The right drapes or blinds can do more than bring a room together visually. They can also be a great way keep your home at a comfortable temperature throughout the year. With a little planning and know-how, your window treatments can help you keep cool in summer and warm in winter, and they can do it all while still looking stylish.
Controlling light controls heat
One of the main functions of any type of window treatment is to regulate the amount of light - and therefore heat - entering a room. This means that knowing when to keep your windows covered or uncovered is one of the simplest ways to influence the temperature. In summer, keep all blinds closed or curtains drawn during the daytime. In winter, on the other hand, you should leave any windows uncovered that receive direct sunlight. During the day, cover only the ones that don't face the sun. At night, cover all of them in order to keep as much heat inside as possible.
However, that's only scratching the surface. Different types of treatments work better than others, and some are more suited to one season or another. Cellular window shades are specifically mentioned by the Department of Energy as a good choice for either season. Their design creates pockets that trap air, keeping warm air inside in winter and cool air in summer, adding an extra layer of insulation around your windows. Pleated shades work in much the same way.
Also, keep in mind that controlling light doesn't mean that you need to block it out entirely. While blackout curtains are a popular and energy-efficient choice, they're not the only option. Sheer shades provide great flexibility, allowing you to leave them open for soft, filtered light, or close them to keep out more of the sun's rays.
Most window treatments are available in a wide variety of designs, patterns, and even textures, with materials ranging from silk to bamboo to plastic. One consideration that should not be overlooked is color. Keep in mind that lighter colors tend to reflect light, which makes them most effective in warm weather, while darker colors absorb and retain heat. This doesn't mean that you need to choose between white and black, however. Draperies in a medium tone of any color are a good choice for both winter and summer.

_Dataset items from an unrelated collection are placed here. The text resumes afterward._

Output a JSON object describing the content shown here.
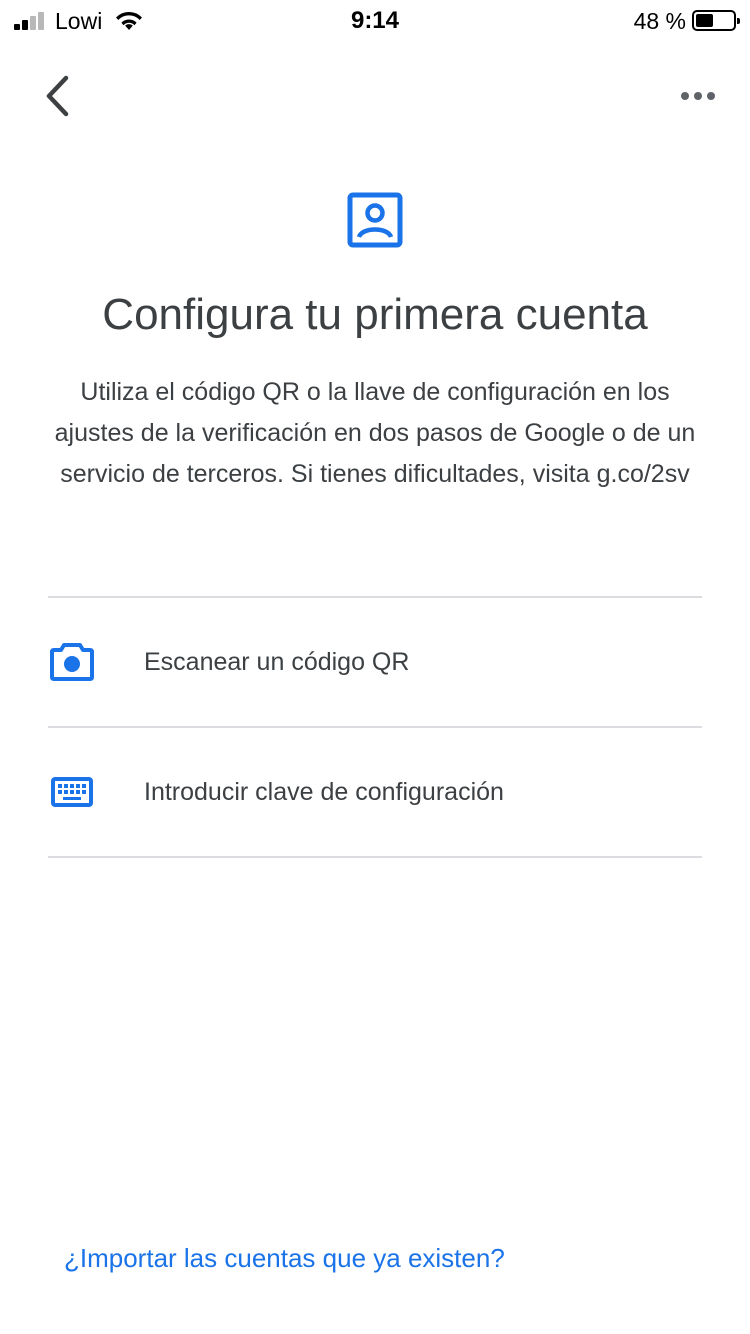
{
  "status_bar": {
    "carrier": "Lowi",
    "time": "9:14",
    "battery_percent": "48 %",
    "battery_level": 0.48
  },
  "nav": {
    "back_icon": "chevron-left-icon",
    "more_icon": "more-horizontal-icon"
  },
  "header": {
    "icon": "account-box-icon",
    "title": "Configura tu primera cuenta",
    "description": "Utiliza el código QR o la llave de configuración en los ajustes de la verificación en dos pasos de Google o de un servicio de terceros. Si tienes dificultades, visita g.co/2sv"
  },
  "options": [
    {
      "icon": "camera-icon",
      "label": "Escanear un código QR"
    },
    {
      "icon": "keyboard-icon",
      "label": "Introducir clave de configuración"
    }
  ],
  "footer": {
    "import_link": "¿Importar las cuentas que ya existen?"
  },
  "colors": {
    "accent": "#1a73e8",
    "text": "#3c4043",
    "divider": "#dadce0"
  }
}
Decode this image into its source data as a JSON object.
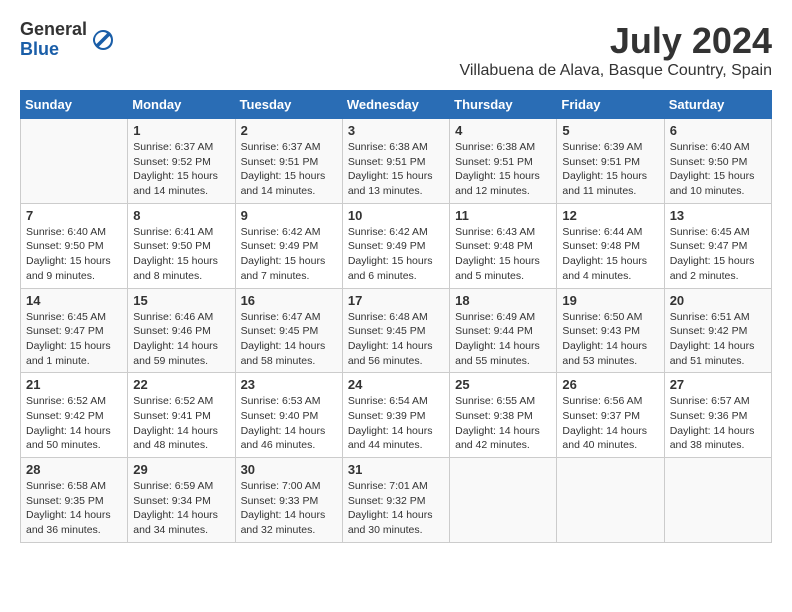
{
  "logo": {
    "general": "General",
    "blue": "Blue"
  },
  "title": "July 2024",
  "location": "Villabuena de Alava, Basque Country, Spain",
  "days_of_week": [
    "Sunday",
    "Monday",
    "Tuesday",
    "Wednesday",
    "Thursday",
    "Friday",
    "Saturday"
  ],
  "weeks": [
    [
      {
        "day": "",
        "info": ""
      },
      {
        "day": "1",
        "info": "Sunrise: 6:37 AM\nSunset: 9:52 PM\nDaylight: 15 hours\nand 14 minutes."
      },
      {
        "day": "2",
        "info": "Sunrise: 6:37 AM\nSunset: 9:51 PM\nDaylight: 15 hours\nand 14 minutes."
      },
      {
        "day": "3",
        "info": "Sunrise: 6:38 AM\nSunset: 9:51 PM\nDaylight: 15 hours\nand 13 minutes."
      },
      {
        "day": "4",
        "info": "Sunrise: 6:38 AM\nSunset: 9:51 PM\nDaylight: 15 hours\nand 12 minutes."
      },
      {
        "day": "5",
        "info": "Sunrise: 6:39 AM\nSunset: 9:51 PM\nDaylight: 15 hours\nand 11 minutes."
      },
      {
        "day": "6",
        "info": "Sunrise: 6:40 AM\nSunset: 9:50 PM\nDaylight: 15 hours\nand 10 minutes."
      }
    ],
    [
      {
        "day": "7",
        "info": "Sunrise: 6:40 AM\nSunset: 9:50 PM\nDaylight: 15 hours\nand 9 minutes."
      },
      {
        "day": "8",
        "info": "Sunrise: 6:41 AM\nSunset: 9:50 PM\nDaylight: 15 hours\nand 8 minutes."
      },
      {
        "day": "9",
        "info": "Sunrise: 6:42 AM\nSunset: 9:49 PM\nDaylight: 15 hours\nand 7 minutes."
      },
      {
        "day": "10",
        "info": "Sunrise: 6:42 AM\nSunset: 9:49 PM\nDaylight: 15 hours\nand 6 minutes."
      },
      {
        "day": "11",
        "info": "Sunrise: 6:43 AM\nSunset: 9:48 PM\nDaylight: 15 hours\nand 5 minutes."
      },
      {
        "day": "12",
        "info": "Sunrise: 6:44 AM\nSunset: 9:48 PM\nDaylight: 15 hours\nand 4 minutes."
      },
      {
        "day": "13",
        "info": "Sunrise: 6:45 AM\nSunset: 9:47 PM\nDaylight: 15 hours\nand 2 minutes."
      }
    ],
    [
      {
        "day": "14",
        "info": "Sunrise: 6:45 AM\nSunset: 9:47 PM\nDaylight: 15 hours\nand 1 minute."
      },
      {
        "day": "15",
        "info": "Sunrise: 6:46 AM\nSunset: 9:46 PM\nDaylight: 14 hours\nand 59 minutes."
      },
      {
        "day": "16",
        "info": "Sunrise: 6:47 AM\nSunset: 9:45 PM\nDaylight: 14 hours\nand 58 minutes."
      },
      {
        "day": "17",
        "info": "Sunrise: 6:48 AM\nSunset: 9:45 PM\nDaylight: 14 hours\nand 56 minutes."
      },
      {
        "day": "18",
        "info": "Sunrise: 6:49 AM\nSunset: 9:44 PM\nDaylight: 14 hours\nand 55 minutes."
      },
      {
        "day": "19",
        "info": "Sunrise: 6:50 AM\nSunset: 9:43 PM\nDaylight: 14 hours\nand 53 minutes."
      },
      {
        "day": "20",
        "info": "Sunrise: 6:51 AM\nSunset: 9:42 PM\nDaylight: 14 hours\nand 51 minutes."
      }
    ],
    [
      {
        "day": "21",
        "info": "Sunrise: 6:52 AM\nSunset: 9:42 PM\nDaylight: 14 hours\nand 50 minutes."
      },
      {
        "day": "22",
        "info": "Sunrise: 6:52 AM\nSunset: 9:41 PM\nDaylight: 14 hours\nand 48 minutes."
      },
      {
        "day": "23",
        "info": "Sunrise: 6:53 AM\nSunset: 9:40 PM\nDaylight: 14 hours\nand 46 minutes."
      },
      {
        "day": "24",
        "info": "Sunrise: 6:54 AM\nSunset: 9:39 PM\nDaylight: 14 hours\nand 44 minutes."
      },
      {
        "day": "25",
        "info": "Sunrise: 6:55 AM\nSunset: 9:38 PM\nDaylight: 14 hours\nand 42 minutes."
      },
      {
        "day": "26",
        "info": "Sunrise: 6:56 AM\nSunset: 9:37 PM\nDaylight: 14 hours\nand 40 minutes."
      },
      {
        "day": "27",
        "info": "Sunrise: 6:57 AM\nSunset: 9:36 PM\nDaylight: 14 hours\nand 38 minutes."
      }
    ],
    [
      {
        "day": "28",
        "info": "Sunrise: 6:58 AM\nSunset: 9:35 PM\nDaylight: 14 hours\nand 36 minutes."
      },
      {
        "day": "29",
        "info": "Sunrise: 6:59 AM\nSunset: 9:34 PM\nDaylight: 14 hours\nand 34 minutes."
      },
      {
        "day": "30",
        "info": "Sunrise: 7:00 AM\nSunset: 9:33 PM\nDaylight: 14 hours\nand 32 minutes."
      },
      {
        "day": "31",
        "info": "Sunrise: 7:01 AM\nSunset: 9:32 PM\nDaylight: 14 hours\nand 30 minutes."
      },
      {
        "day": "",
        "info": ""
      },
      {
        "day": "",
        "info": ""
      },
      {
        "day": "",
        "info": ""
      }
    ]
  ]
}
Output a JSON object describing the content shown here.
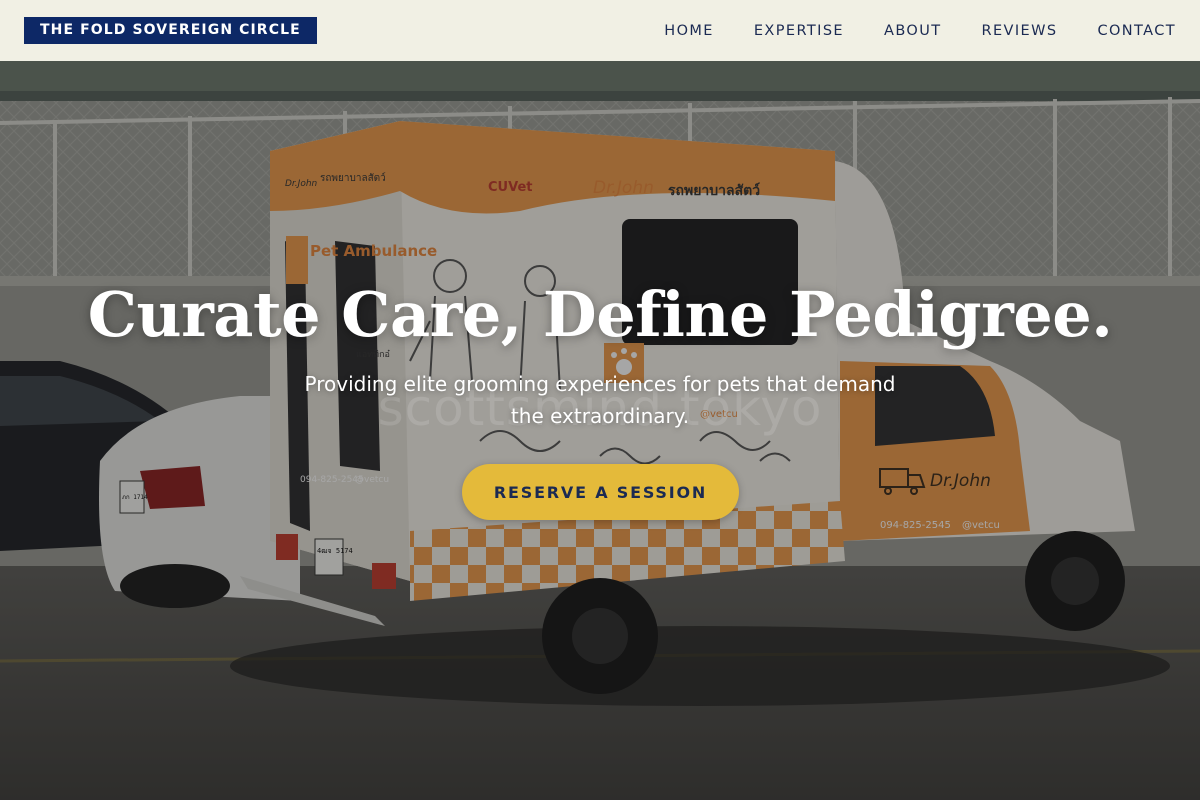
{
  "brand": {
    "name": "THE FOLD SOVEREIGN CIRCLE"
  },
  "nav": {
    "items": [
      {
        "label": "HOME"
      },
      {
        "label": "EXPERTISE"
      },
      {
        "label": "ABOUT"
      },
      {
        "label": "REVIEWS"
      },
      {
        "label": "CONTACT"
      }
    ]
  },
  "hero": {
    "title": "Curate Care, Define Pedigree.",
    "subtitle": "Providing elite grooming experiences for pets that demand the extraordinary.",
    "cta_label": "RESERVE A SESSION",
    "watermark": "scottsmind tokyo",
    "image_text": {
      "van_brand": "Dr.John",
      "van_service": "Pet Ambulance",
      "van_logo": "CUVet",
      "van_thai": "รถพยาบาลสัตว์",
      "van_phone": "094-825-2545",
      "van_handle": "@vetcu",
      "van_badge": "แอททิกอ๋",
      "plate": "4ฒจ 5174",
      "plate_car": "ภก 1714"
    }
  },
  "colors": {
    "navbar_bg": "#f1f0e4",
    "brand_bg": "#0d2866",
    "nav_text": "#1b2a52",
    "cta_bg": "#e4ba3a",
    "cta_text": "#1b2a52",
    "van_orange": "#ee9a4a"
  },
  "icons": [
    "paw-icon",
    "truck-icon",
    "phone-icon",
    "line-chat-icon",
    "cross-icon"
  ]
}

You can also take advantage of the colors in the interior of your house. Although blinds don't provide a whole lot of light control - there are too many little gaps between the slats - they do allow you to direct that light with a great amount of precision. If you have a light-colored ceiling, angle the blinds upwards in summer so that incoming light hits the ceiling instead of the walls or floor. The pale color will scatter light and keep things a little cooler indoors.
Reflective materials, such as shiny plastic or beautifully stained wood blinds, can also help ward off heat. Fabric drapes, on the other hand, can be very effective in preventing heat loss, although this varies depending on the weave and weight of the fabric. The way they hang also allows air to circulate in the folds, keeping things a bit cooler in summer. Some treatments, such as roman window shades, are available in both hard and soft varieties.
Combine treatments for added efficiency
Overlapping different treatments can blend the benefits of hard and soft materials and give your insulation an added boost. This can be as simple as ensuring that the edges of drapes overlap each other when they hang. You can also use exterior shutters together with interior drapes or shades, or get drapes with plastic backing.
Any treatment can also be used alongside reflective glass or film, although these work best in summer as opposed to winter, and the film may reduce the visibility of the glass.